Wednesday, October 13, 2010

While we're talkin' channeling

. . . In its (we heart-with-arrow) Logistics campaign, UPS seems to have appropriated Milton Glaser's "I heart" approach. I haven't done my homework to see if UPS (like JetBlue) worked with Glaser or obtained his blessing. So, I'll switch topics a tad and quote some of the eloquent text that accompanies the current exhibit of work by Milton Glaser on the mezzanine of the AIGA National Headquarters at 164 Fifth Avenue.

In Search of the Miraculous

I remember reading Ouspensky's book on Gurdjieff as a young man. I found it strangely unpleasant and unconvincing for reasons I don't understand, but the phrase "In Search of the Miraculous" has persisted in my memory. One could easily say that all human experience is a miracle: memory, color, taste, walking, skin, affection, Vermeer, stars, watermelon and so on. For those of us in and around the arts, the act of making things that move the mind is our deepest aspiration in regard to miracles.

What inspiration—not to mention generosity—from the man who's been visually quoted by millions.

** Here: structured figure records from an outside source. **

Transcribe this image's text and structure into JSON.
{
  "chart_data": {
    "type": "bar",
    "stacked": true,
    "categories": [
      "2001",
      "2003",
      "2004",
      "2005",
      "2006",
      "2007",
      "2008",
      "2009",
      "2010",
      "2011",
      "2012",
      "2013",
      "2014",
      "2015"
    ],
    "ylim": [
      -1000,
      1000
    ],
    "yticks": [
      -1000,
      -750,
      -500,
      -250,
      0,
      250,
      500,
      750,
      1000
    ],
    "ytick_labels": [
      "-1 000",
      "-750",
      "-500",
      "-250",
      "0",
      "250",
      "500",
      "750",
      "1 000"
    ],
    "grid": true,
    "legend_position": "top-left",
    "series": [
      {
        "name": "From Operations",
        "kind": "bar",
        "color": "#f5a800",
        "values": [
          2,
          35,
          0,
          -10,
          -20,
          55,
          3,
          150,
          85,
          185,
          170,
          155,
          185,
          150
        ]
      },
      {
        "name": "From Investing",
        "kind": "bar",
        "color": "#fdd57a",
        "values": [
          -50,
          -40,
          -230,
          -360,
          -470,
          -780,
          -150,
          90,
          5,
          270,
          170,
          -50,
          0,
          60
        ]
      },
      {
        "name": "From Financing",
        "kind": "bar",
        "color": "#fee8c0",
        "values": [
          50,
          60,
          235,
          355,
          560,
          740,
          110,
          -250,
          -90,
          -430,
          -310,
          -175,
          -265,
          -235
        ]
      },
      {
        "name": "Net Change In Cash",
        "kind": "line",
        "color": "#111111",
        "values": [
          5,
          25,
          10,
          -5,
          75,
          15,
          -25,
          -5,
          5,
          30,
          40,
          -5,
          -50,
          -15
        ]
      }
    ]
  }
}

While I'm using UPS and Milton Glaser in the same sentence, at the exhibit opening last night, my colleague Frank Baseman called attention to a Design Observer article by the inexhaustible and brilliant team of Jessica Helfand and William Drenttel. Their post shows the original UPS pictograph as well as the evergreen Glaser logo as examples of iconic design. The article is a good primer for students and practitioners alike. The comments are as informative as the article itself.